Now was I sporting? Should it really matter? Every deer above was drawn to something. Should we only hunt deer in places with no type of food, water, or sexual temptations? My friend hunted hard with me for 3 full days along corn fed ruts and roads. He never bagged a javelina or hog. We walked a few miles every day quietly and slowly. We did everything right and still came up empty. Is that sporting? Does it really matter?
PETA would say anything that involves us killing an animal is cruel and unsporting, why should any of us, support any facet of what they do? I didn't harvest a thing this year, I killed it, I killed it in any way, shape or form I could, not because I wanted to eat fresh unpolluted meat, not because I wanted to look cute at the hunters ball with my pictures, I killed it because I have a desire to hunt and kill. I'm not much different than a coyote, bobcat, or a mountain lion, I was put her with a prey drive. The only obligation I feel to the critters I kill is to kill them cleanly and if at all possible instantly.
Of these five, the bow killed doe ran farthest, 75yds to pile-up, the spike and 13pt traveled less than 20yds, the does dropped instantly to rifle shots. Is it sporting? Does it matter? PETA probably wouldn't like the fact I just was eating deer roast as I typed this, because they think it unethical to kill things. You may not like it if I killed the deer over a corn pile... Why should you ever for an instant even begin to support one tenant or portion of a tenant that those crazies do?

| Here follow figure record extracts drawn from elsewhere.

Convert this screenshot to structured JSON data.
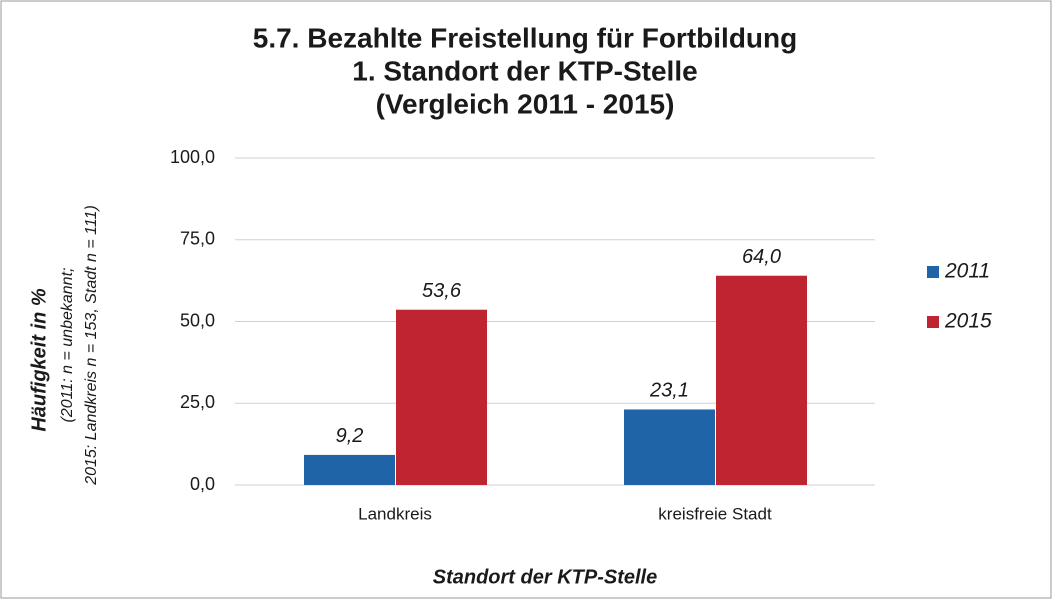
{
  "chart_data": {
    "type": "bar",
    "title": [
      "5.7. Bezahlte Freistellung für Fortbildung",
      "1. Standort der KTP-Stelle",
      "(Vergleich 2011 - 2015)"
    ],
    "ylabel": [
      "Häufigkeit in %",
      "(2011: n = unbekannt;",
      "2015: Landkreis n = 153, Stadt n = 111)"
    ],
    "xlabel": "Standort der KTP-Stelle",
    "categories": [
      "Landkreis",
      "kreisfreie Stadt"
    ],
    "series": [
      {
        "name": "2011",
        "color": "#1f64a6",
        "values": [
          9.2,
          23.1
        ],
        "value_labels": [
          "9,2",
          "23,1"
        ]
      },
      {
        "name": "2015",
        "color": "#be2530",
        "values": [
          53.6,
          64.0
        ],
        "value_labels": [
          "53,6",
          "64,0"
        ]
      }
    ],
    "ylim": [
      0,
      100
    ],
    "yticks": [
      {
        "value": 0,
        "label": "0,0"
      },
      {
        "value": 25,
        "label": "25,0"
      },
      {
        "value": 50,
        "label": "50,0"
      },
      {
        "value": 75,
        "label": "75,0"
      },
      {
        "value": 100,
        "label": "100,0"
      }
    ],
    "grid": true,
    "legend": "right"
  }
}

We are a part of the food chain, we have no moral ethical dilema to contend with in killing our game, except that we do so as quickly as possible, and that is more a respect issue for me. I hope when my turn comes it is fast and as painless as possible; sorta the Golden rule.
Where or how do we draw the line? Who sets the moral standard? What is right from wrong? We can all agree that poaching is wrong, we can all agree that folks shooting up roadsigns aren't hunters. But how often do we sell out our fellow sportsman over our own personal opinions and choices. Do you think they banned dog hunting in many states without sportsmans help? Do you reckon they banned bear baiting without support from the spot and stalk hunters?
We must quit selling one another out, hunting is no different than guns, it is probably in most areas just as threatened. If we don't all hang together, we will in time hang seperately.